We are a startup. We’ve been around seven years. We don’t have everything. We don’t have the sink in the kitchen that they have but in general, we address 80% of the problem really, really well. They are saying there is no battery dual protection in that appliance and there is no Fibre Channel option on that thing and it’s all these secondary things. It depends on how much pain customers have around the new workloads. If you’re a customer that’s dying on scale or dying because you don’t have a DR plan around half a petabyte of data, you’re going to listen to us a lot more carefully than if you’re a customer that only has 20TB and a single site and really could do it with just about every traditional storage vendor that is out there quite happily.
Give us some sense of the success you’re having. How many customers? What kind of inroads are you making?
We’re doing great. I started the company ahead of its time and I’ve been trying to not do this throughout my career. I’ve been a colossal failure at this. I always start a company probably five years before its time. The benefit is we managed to develop a rock-solid file system and the times have changed. When I was talking to CIOs six years ago, the idea of using the cloud as your core for infrastructure was ludicrous.

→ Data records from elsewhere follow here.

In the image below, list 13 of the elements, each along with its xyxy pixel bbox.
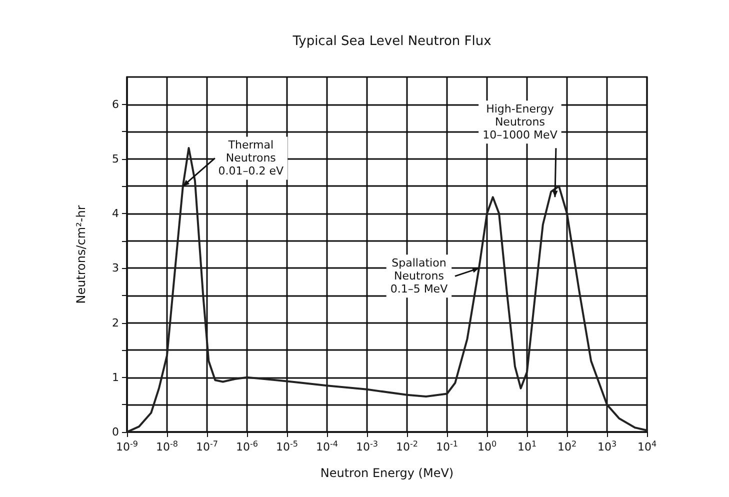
x-axis-title: Neutron Energy (MeV): [320, 466, 454, 480]
y-tick-label: 2: [112, 316, 119, 330]
y-tick-label: 4: [112, 207, 119, 220]
y-tick-label: 0: [112, 426, 119, 438]
annotation: Spallation Neutrons 0.1–5 MeV: [390, 256, 448, 296]
y-tick-label: 1: [112, 370, 119, 384]
y-tick-label: 3: [112, 262, 119, 275]
y-tick-label: 6: [112, 98, 119, 111]
y-axis-title: Neutrons/cm²-hr: [74, 205, 88, 304]
chart-title: Typical Sea Level Neutron Flux: [292, 34, 492, 49]
y-tick-label: 5: [112, 152, 119, 166]
annotation: Thermal Neutrons 0.01–0.2 eV: [218, 138, 284, 178]
annotation: High-Energy Neutrons 10–1000 MeV: [482, 102, 558, 142]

There were all these concerns; security and performance and this and that. Now, in the last 18 months to two years, there isn’t a single CIO that doesn’t tell me: 'We have a cloud-first strategy'. As we look at infrastructure refresh, we are thinking how we can leverage the cloud first. That is a huge boon for us. Our client base has gone from companies that used to store 10 to 20TB with us to companies that are storing 600TB and a petabyte with us and multi-petabyte systems.
The top 500 enterprise accounts are buying Nasuni as opposed to the people that are the mid-market and low mid-market. We’re pretty much doubling year over year. Our entire business is predicated on the subscription part of the business and we did $5 million two years ago for the year. We did close to $10 million last year. We’ll do close to $20 million in what we call annual contract value of our customer base. It’s just steady. I can see every single quarter is twice what we did a year ago. {Ed. Note: A representative of Nasuni provided the following clarification on the above revenue numbers: ‘The numbers are estimates for revenue under contract/reoccurring revenue, not GAAP revenue, which is significantly larger, because GAAP would also include services and hardware sales.’}
In December you got a significant round of funding. How are you investing those dollars?
From a technology perspective this is revolutionary. From a go-to-market perspective this is traditional infrastructure sales, which means we invest a ton of money on two things. You have to have field sales and technical knowledge that can go to the accounts and conduct proofs of concept. Then you have to have incredible professional services and a support organization that comes behind that to make sure that things are running really well for clients. We’re investing in those areas and we’re always investing in engineering.
The first half of our year it’s going to be spent basically increasing field presence. This is the kind of model where all our customers, within the first year to year-and-a-half will double their contracts with Nasuni. Acquiring those customers early helps the company a ton in terms of growth and cash flow. We’re investing, essentially, in acquisition in the first half of the year and then we’re doubling up on engineering and support services in the second half of the year.